Data Sharing Statement

The data sets used and/or analyzed for this study are available from the corresponding author on reasonable request.

Ethical Approval

An ethical approval was obtained from Institutional Health Research Ethics Review Committee (IHRERC) of Haramaya University, College of Health and Medical Sciences (Ref. No. IHRERC/197/2018).
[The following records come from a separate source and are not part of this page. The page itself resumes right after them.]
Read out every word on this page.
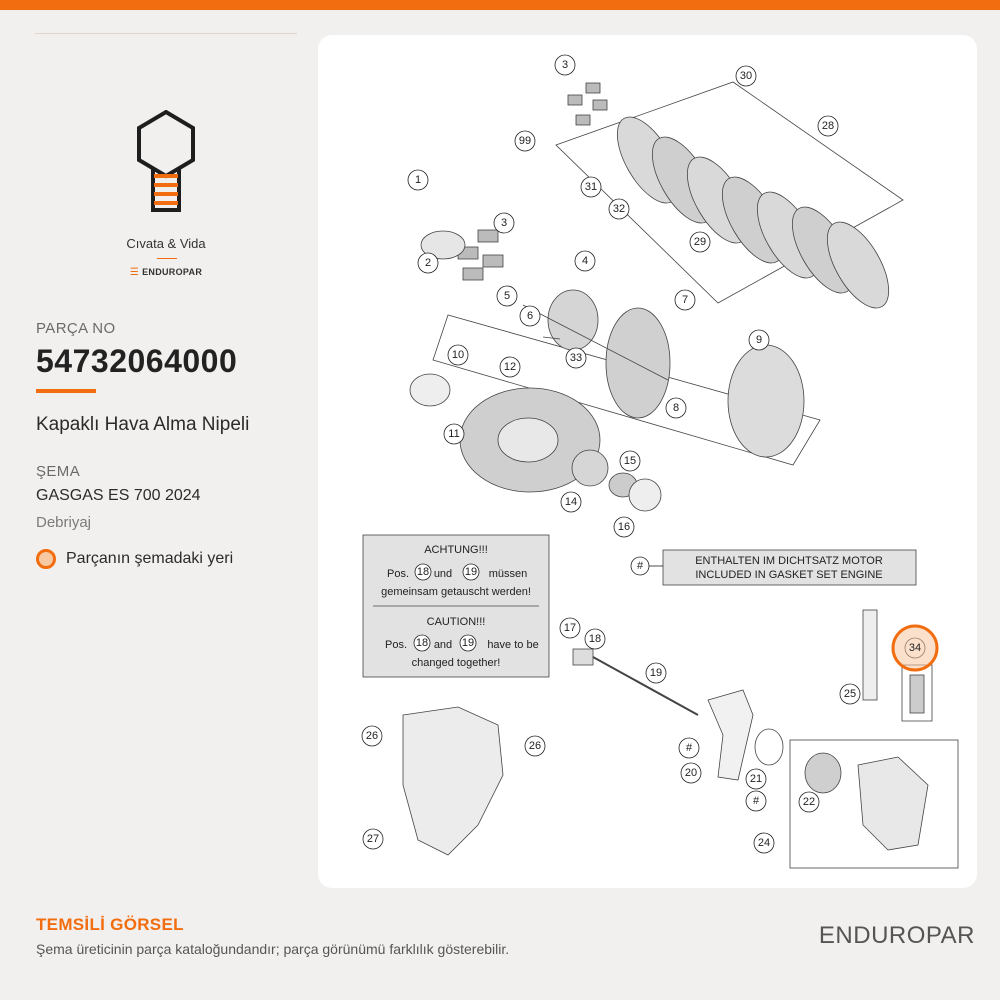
Cıvata & Vida
☰ ENDUROPAR
PARÇA NO
54732064000
Kapaklı Hava Alma Nipeli
ŞEMA
GASGAS ES 700 2024
Debriyaj
Parçanın şemadaki yeri
1
2
3
3
4
5
6
7
8
9
10
11
12
14
15
16
17
18
19
20	21
22
24
25
26
26
27
28
29
30
31
32
33
34
99
#
#
ACHTUNG!!!
Pos. 18 und 19 müssen
gemeinsam getauscht werden!
CAUTION!!!
Pos. 18 and 19 have to be
changed together!
#	ENTHALTEN IM DICHTSATZ MOTOR
INCLUDED IN GASKET SET ENGINE
TEMSİLİ GÖRSEL
Şema üreticinin parça kataloğundandır; parça görünümü farklılık gösterebilir.	ENDUROPAR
An official letter of support was sent to Ambo town health office and to other concerned bodies. This study was conducted in accordance with the Declaration of Helsinki.

Informed Consent

For females aged 10–17 years, their parents/guardians gave their informed, voluntary, written, and signed consent allowing their daughter to be part of the study, and for those ≥18 years old, the female adolescents themselves signed written, informed, voluntary consent forms. Confidentiality of the collected data was ensured through anonymity. In addition, they were informed that they had the right to withdraw from the study at any time.

Acknowledgments

Our appreciation goes to Ambo town health office, health extension workers, and selected kebele administrators for facilitating the process of data collection. We are also thankful to the study participants, data collectors, and supervisors.

Author Contributions

All authors made a significant contribution to the work reported, whether that is in the conception, study design, execution, acquisition of data, analysis and interpretation, or in all these areas; took part in drafting, revising or critically reviewing the article; gave final approval of the version to be published; have agreed on the journal to which the article has been submitted; and agree to be accountable for all aspects of the work.

no funding or financial supports The authors received no funding or financial supports for this study.

Disclosure

The authors report no conflicts of interest for this work.